Pastoralists from Isiolo have started changing lifestyles from herding to modern farming to reduce illiteracy and improve food security in homesteads.
The Malka Bisanadi cultural centre started by 20 women, 15 years ago, has improved the lifestyle of its members and reduced illiteracy.
Cultural centre chair Makay Mamo said the group was allocated 10 acres by the defunct Isiolo county council to have its members make a better living from manageable economic activities.
She spoke to the drought monitoring team that had visited the area midweek.
The members introduced hay, pawpaw, oranges and sweet potatoes farming which earned them good money besides enabling their families to have three meals a day.

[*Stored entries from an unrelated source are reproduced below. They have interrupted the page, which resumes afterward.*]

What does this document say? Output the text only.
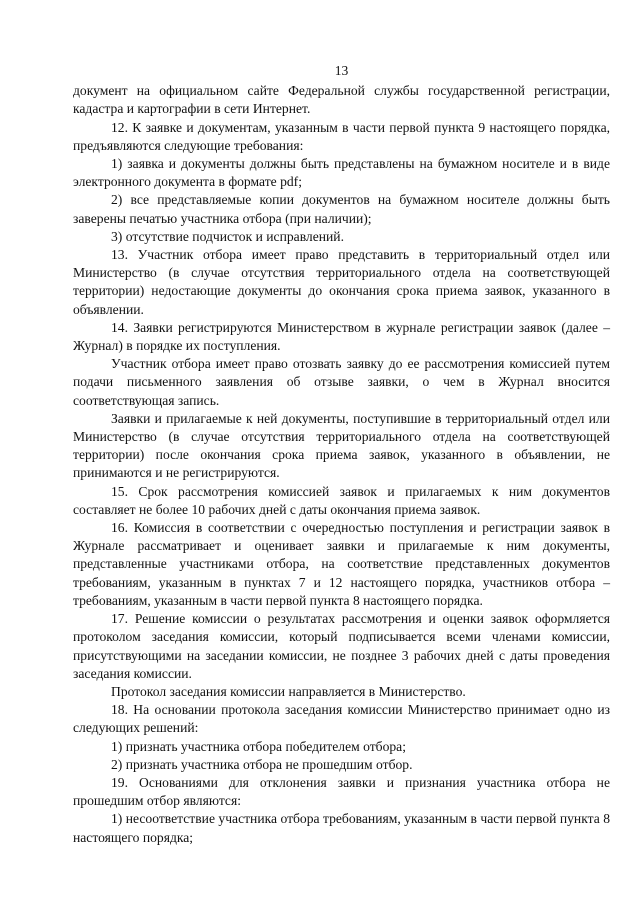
13

документ на официальном сайте Федеральной службы государственной регистрации, кадастра и картографии в сети Интернет.

12. К заявке и документам, указанным в части первой пункта 9 настоящего порядка, предъявляются следующие требования:

1) заявка и документы должны быть представлены на бумажном носителе и в виде электронного документа в формате pdf;

2) все представляемые копии документов на бумажном носителе должны быть заверены печатью участника отбора (при наличии);

3) отсутствие подчисток и исправлений.

13. Участник отбора имеет право представить в территориальный отдел или Министерство (в случае отсутствия территориального отдела на соответствующей территории) недостающие документы до окончания срока приема заявок, указанного в объявлении.

14. Заявки регистрируются Министерством в журнале регистрации заявок (далее – Журнал) в порядке их поступления.

Участник отбора имеет право отозвать заявку до ее рассмотрения комиссией путем подачи письменного заявления об отзыве заявки, о чем в Журнал вносится соответствующая запись.

Заявки и прилагаемые к ней документы, поступившие в территориальный отдел или Министерство (в случае отсутствия территориального отдела на соответствующей территории) после окончания срока приема заявок, указанного в объявлении, не принимаются и не регистрируются.

15. Срок рассмотрения комиссией заявок и прилагаемых к ним документов составляет не более 10 рабочих дней с даты окончания приема заявок.

16. Комиссия в соответствии с очередностью поступления и регистрации заявок в Журнале рассматривает и оценивает заявки и прилагаемые к ним документы, представленные участниками отбора, на соответствие представленных документов требованиям, указанным в пунктах 7 и 12 настоящего порядка, участников отбора – требованиям, указанным в части первой пункта 8 настоящего порядка.

17. Решение комиссии о результатах рассмотрения и оценки заявок оформляется протоколом заседания комиссии, который подписывается всеми членами комиссии, присутствующими на заседании комиссии, не позднее 3 рабочих дней с даты проведения заседания комиссии.

Протокол заседания комиссии направляется в Министерство.

18. На основании протокола заседания комиссии Министерство принимает одно из следующих решений:

1) признать участника отбора победителем отбора;

2) признать участника отбора не прошедшим отбор.

19. Основаниями для отклонения заявки и признания участника отбора не прошедшим отбор являются:

1) несоответствие участника отбора требованиям, указанным в части первой пункта 8 настоящего порядка;
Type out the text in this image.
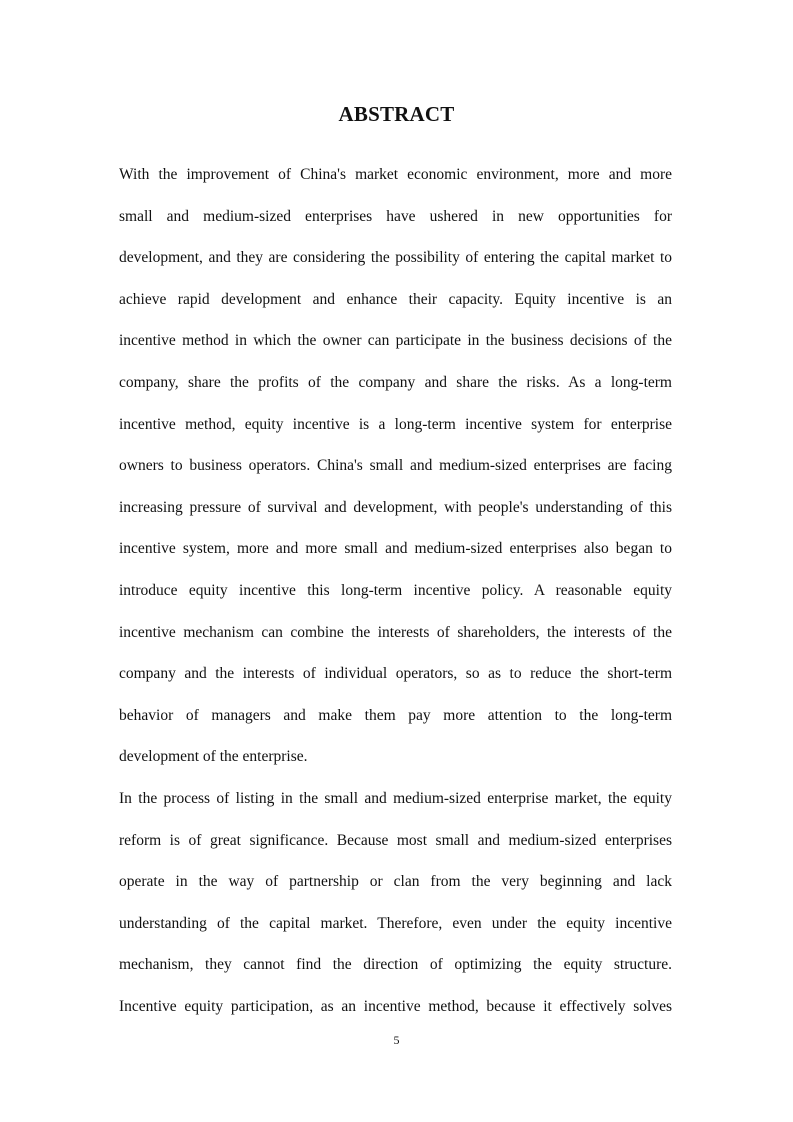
ABSTRACT
With the improvement of China's market economic environment, more and more
small and medium-sized enterprises have ushered in new opportunities for
development, and they are considering the possibility of entering the capital market to
achieve rapid development and enhance their capacity. Equity incentive is an
incentive method in which the owner can participate in the business decisions of the
company, share the profits of the company and share the risks. As a long-term
incentive method, equity incentive is a long-term incentive system for enterprise
owners to business operators. China's small and medium-sized enterprises are facing
increasing pressure of survival and development, with people's understanding of this
incentive system, more and more small and medium-sized enterprises also began to
introduce equity incentive this long-term incentive policy. A reasonable equity
incentive mechanism can combine the interests of shareholders, the interests of the
company and the interests of individual operators, so as to reduce the short-term
behavior of managers and make them pay more attention to the long-term
development of the enterprise.
In the process of listing in the small and medium-sized enterprise market, the equity
reform is of great significance. Because most small and medium-sized enterprises
operate in the way of partnership or clan from the very beginning and lack
understanding of the capital market. Therefore, even under the equity incentive
mechanism, they cannot find the direction of optimizing the equity structure.
Incentive equity participation, as an incentive method, because it effectively solves

5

Mamo said the group harvested 400 bales of hay which fetched Sh200,000 with each bale going for Sh500.
The group leader thanked Caritas Kenya, the development and humanitarian organization of the Catholic Bishops for supporting them grow hay and some drought-resistant crops.
The crops are suitable for cushioning livestock and residents from drought which has hit most areas in Garbatulla and Merti subcounties.
She said development partners like Nawiri and World Food Programme had trained the group members in modern farming and home gardening.
The chair who was loading 400 bales of hay on two lorries for ferrying to Merti and Sericho in Garbatula subcounty said no child from the members had dropped out of school.
She said a weekly merry-go-round was sufficient to take their children back to school without many struggles.
Mamo who was accompanied by group treasurer Asha Ali said her members had adapted to the new farming activities and grew drought-resistant crops by using fuel-driven generators to pump water from feeder furrows to irrigate their farms.
The group was set to give loans to its members to start businesses like buying and selling of animals to Meru instead of grazing them for a long period and later perish due to persistent drought.
WFP Isiolo team coordinator Gilbert Mwambulu said his organization had provided the group with a fish pond which was doing well and would soon earn them more income.
Mwambulu said orange and sweet potatoes are nutritious and could also fetch good money at the local market.
He said the group has introduced other activities by adding men who irrigate farms at night and also chase away the wild animals.
Although the Kenya Wildlife Service has fenced off a large area with an electric fence, still, there were stray animals like monkeys.
The members said they were looking for an outlet for their crops that could give them better prices besides selling their produce to residents as well.